★★★★
The boldest horror of the year just dropped, and it’s a funny, freaky, cosmic nightmare that feels like it’s watching you back.
Buffet Infinity, directed by Canadian Simon Glassman, stitches together hundreds of hours of low‑budget local TV spots – insurance ads, used‑car pitches, news reports and insurgent religious transmissions – to weave a darkly comedic horror story.
(This is a film best seen cold, so if it’s already on your watchlist you may wish to stop here and clamp your hands over your ears… but for those who wish to know more, read on…)

At first presented as a stream of unrelated, VHS-grained televisual ephemera, Buffet Infinity slowly lets its narrative emerge. Passing references in local commercials begin to overlap: two rival eateries in the fictional Westridge County start responding to each other, their escalating feud threaded through public access promos and late-night ad slots. As their rivalry grows, so too do the mentions of a widening sinkhole and a spreading religious cult. Something strange is happening in this small town – and at the centre of it all is the mysterious, ever-evolving diner known as Buffet Infinity.
Glassman’s cinematic curveball mixes post-Lovecraftian horror and broad cable TV satire to deliver the Found Footage genre the shot in the arm it needed. As a response to our current geopolitical mess, it’s particularly prescient; the horror emerges from the blandly reassuring background noise of capitalism, and by the time it surrounds us it’s too late – the nightmare has already corrupted the very fabric of the town, the film, and maybe reality itself.

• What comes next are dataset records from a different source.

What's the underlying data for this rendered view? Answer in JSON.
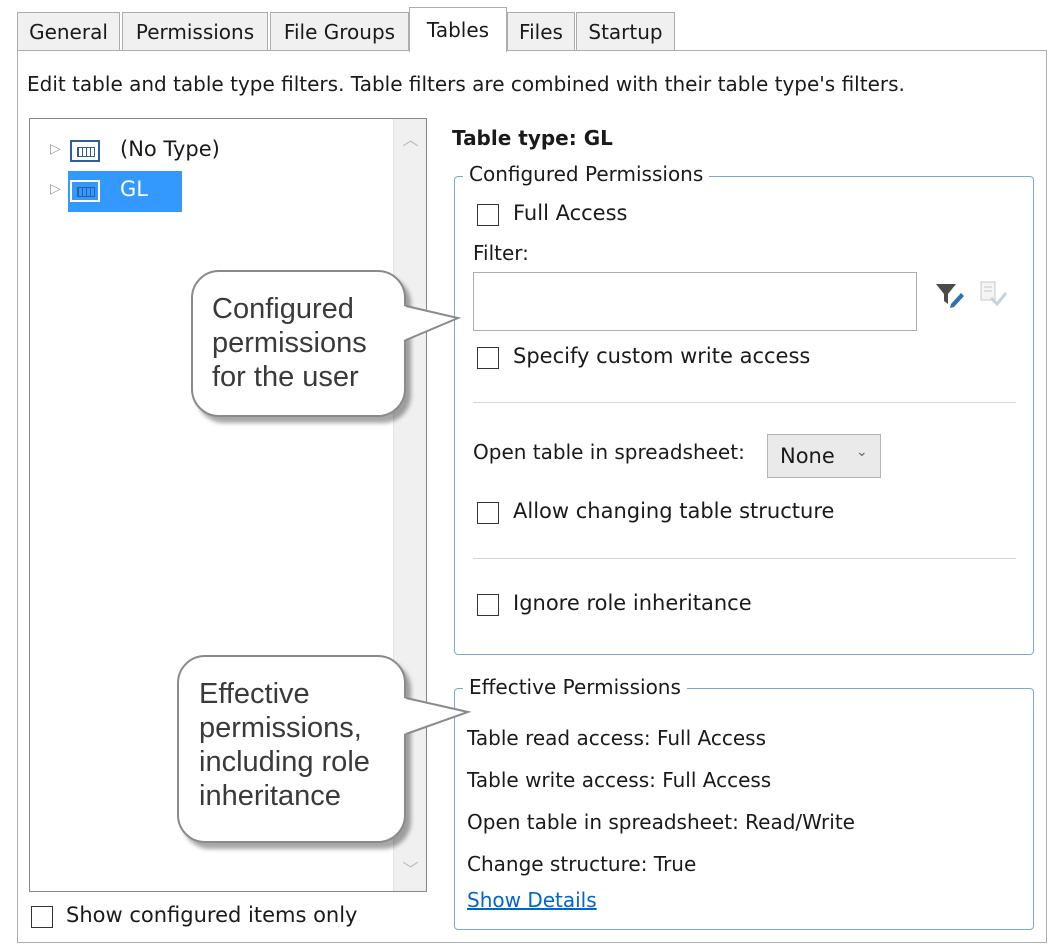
{
  "tabs": [
    "General",
    "Permissions",
    "File Groups",
    "Tables",
    "Files",
    "Startup"
  ],
  "active_tab": "Tables",
  "description": "Edit table and table type filters. Table filters are combined with their table type's filters.",
  "tree": {
    "items": [
      {
        "label": "(No Type)",
        "selected": false
      },
      {
        "label": "GL",
        "selected": true
      }
    ],
    "show_configured_only_label": "Show configured items only"
  },
  "table_type_label": "Table type: GL",
  "configured": {
    "legend": "Configured Permissions",
    "full_access_label": "Full Access",
    "filter_label": "Filter:",
    "filter_value": "",
    "custom_write_label": "Specify custom write access",
    "open_spreadsheet_label": "Open table in spreadsheet:",
    "open_spreadsheet_value": "None",
    "allow_structure_label": "Allow changing table structure",
    "ignore_inheritance_label": "Ignore role inheritance"
  },
  "effective": {
    "legend": "Effective Permissions",
    "read_access": "Table read access: Full Access",
    "write_access": "Table write access: Full Access",
    "open_spreadsheet": "Open table in spreadsheet: Read/Write",
    "change_structure": "Change structure: True",
    "show_details_link": "Show Details"
  },
  "callouts": {
    "configured": [
      "Configured",
      "permissions",
      "for the user"
    ],
    "effective": [
      "Effective",
      "permissions,",
      "including role",
      "inheritance"
    ]
  },
  "icons": {
    "filter_edit": "filter-edit-icon",
    "filter_apply": "filter-apply-icon",
    "expander": "expander-triangle-icon",
    "table": "table-icon"
  },
  "colors": {
    "selection": "#3399ff",
    "group_border": "#7ea6d8",
    "link": "#0066cc"
  }
}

To say much more about the plot would spoil the fun, but for me this is the funniest and most formally inventive horror film of the year. If you’re drawn to horror that infects and warps the structure it inhabits, this is essential viewing. It’s House of Leaves by way of late-night infomercials, or Alan Resnick’s cursed Adult Swim spots metastasised to feature length.
Easily the most distinctive horror film I’ve seen all year, this is a must-watch for fans of found footage experiments. Genre lovers with an insatiable hunger for the unusual should take a trip to Buffet Infinity, the perky apocalypse conveniently unfolding just off the highway, where “all you can eat” might just include your mind. Convenient parking out front.
Buffet Infinity played at Montreal’s Fantasia Film Festival last night. Good news for those outside Canada- it’s already been picked up by Yellow Veil Pictures for a release to come.